If she wasn’t local, and possibly she came from Eastern Europe, as the dental work suggested, then was she here illegally? If she was, then identifying her would be seriously hard. Her fingerprints had already been checked without success. And if she couldn’t be named, that always made a murder investigation much harder.
‘Fuck,’ Henry thought.
And what was the link with Jennifer Sunderland, or was the dental aspect merely just a coincidence? He wondered what the odds were. Two women met violent deaths within, say, ten miles of each other and six months apart, and both had their dental work carried out by the same person.
‘Slim.’
‘What was that?’ Flynn said.
‘Did I say that out loud?’
‘You surely did.’
‘Sorry.’
‘That’s OK.’
They had reached the junction with the A683 at the village of Hornby. Turning left would take them towards Lancaster, passing through and under the bridge that formed junction 34 of the M6.
Flynn had told Henry he did not mind going around to Joe Speakman’s house on the way into Lancaster, then dropping Henry off at Lancaster nick where he could pick up his car.
As Flynn joined the main road in the Smart Car — not a car designed to carry two strapping men in comfort — Henry said, ‘Look, there’s something else I’d like to do before seeing Joe, so I tell you what, just drive me to the nick, I’ll pick up my car and then you can get on with what you have to do. I’ll contact you later if there are any developments. And thanks for the lift.’
‘What do you want to do?’
‘Check out the murder scene re this cold case.’
‘Is it nearby?’
‘Slight detour, but on the way.’
‘I’ll drive you there,’ Flynn said brightly. ‘Just direct me and tell me all about the case if you want.’

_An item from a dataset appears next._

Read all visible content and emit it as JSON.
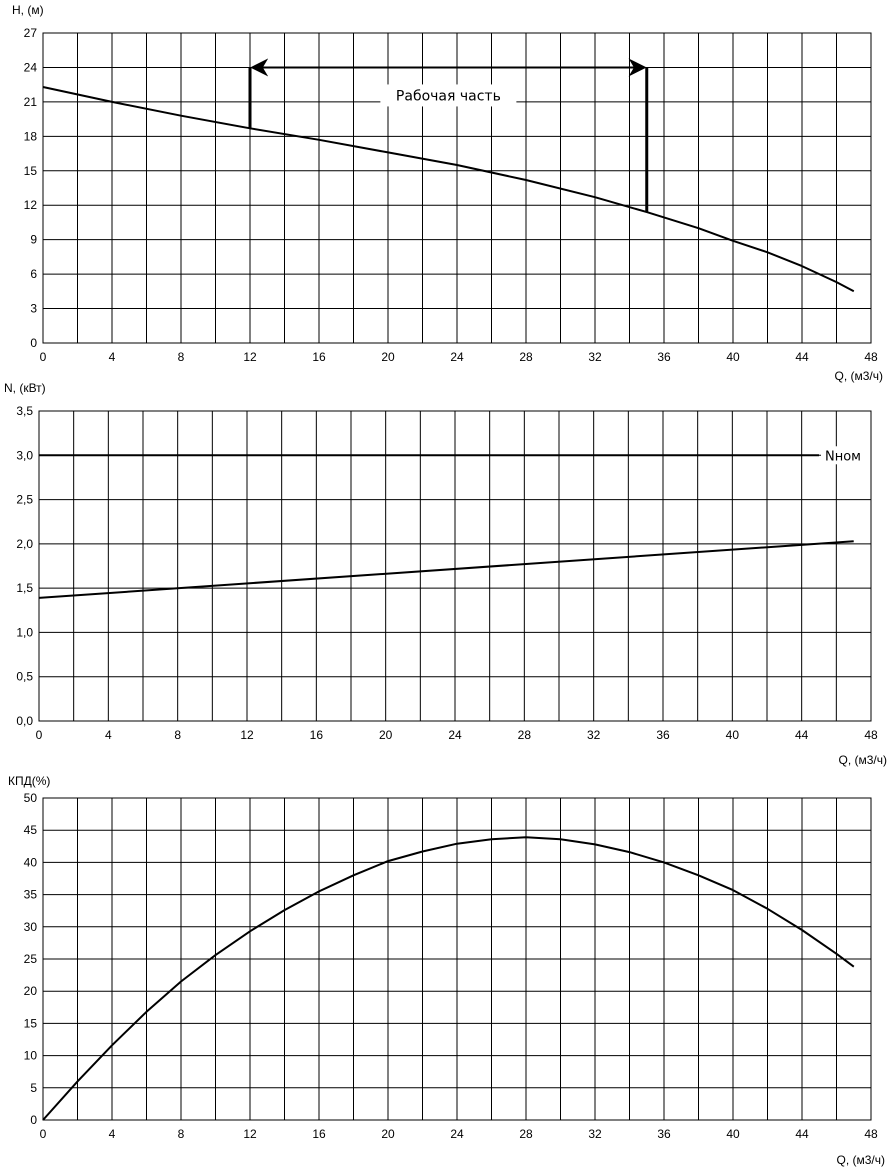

Less than ten minutes later, following Henry’s directions, Flynn slowed the car and turned left into Grimeshaw Lane, nothing more than a narrow, rutted track off the A683 which ran at a south-westerly angle, but virtually parallel with the M6. The lane passed Moss Syke woods, after which it veered right and crossed the motorway on a narrow bridge.
Diane’s tiny car thudded unhappily, but gamely, in the ruts, until after a few hundred metres they reached the woods, just a few acres of tightly compressed trees, nothing spectacular. Far enough away from any prying eyes, because there were no buildings nearby, but handy enough to dump a body.